Key West is a very tiny island and has a total area of only 7.4 square miles. Every local we spoke to said what they love most about the island is how safe it is. You also cannot help but notice the diversity of the island. People we met had come from all over the world to settle down in this peaceful place.
Inspired by this rich culture is a little hotel on the eastern side of the island, The Gates Hotel Key West. As we checked in, we were generously greeted by a friendly staff and a mini cocktail. Once we changed into our swim suits, we joined the other travelers at the hotel’s pool bar. The entire hotel has a very intimate setting, allowing you to really get a feel for the history and energy of the island. Everyone we spoke to was so friendly as each and everyone of the staff members taught us something new about the history of Key West. When we weren’t enjoying one of the many yummy cocktails, we enjoyed the hotel’s delicious foods and southern island touch from the hotel’s food truck The Blind Pig.
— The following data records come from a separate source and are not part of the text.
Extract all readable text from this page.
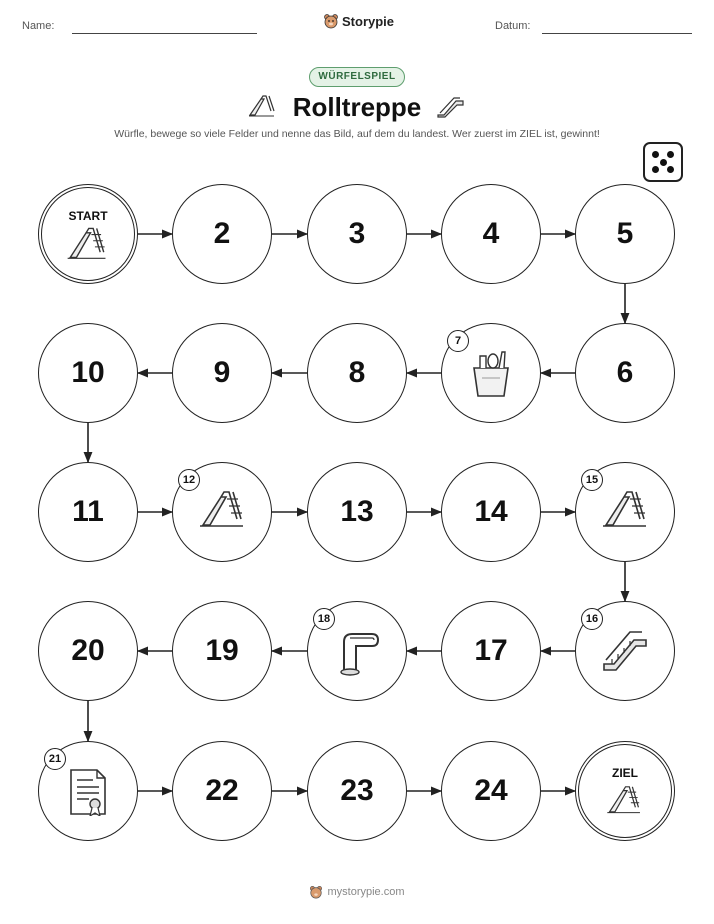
Name:	Datum:
Storypie
WÜRFELSPIEL
Rolltreppe
Würfle, bewege so viele Felder und nenne das Bild, auf dem du landest. Wer zuerst im ZIEL ist, gewinnt!
START
2	3	4	5
6
7
8
9
10
11
12
13	14
15
16
17
18
19
20
21
22	23	24
ZIEL
mystorypie.com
I have to admit… I have a weakness for good chicken & waffles and these just hit the spot. Key West is also known for their conch, and their conch fritters were delicious!
In the evening, we would catch the breathtaking sunset at Sunset Pier and enjoy some oysters. Afterwards, we hit up Duval Street which is lined with an assortment of bars and restaurants where we met people from all over the world; Alaska, South America, Russia, South Africa, New Zealand, Netherlands… the list goes on!
When the end of our nights came about, it was so assuring to come back to the warmness of The Gates Hotel. We only spent three nights in Key West but The Gates immediately felt like home, making it that much harder to say farewell.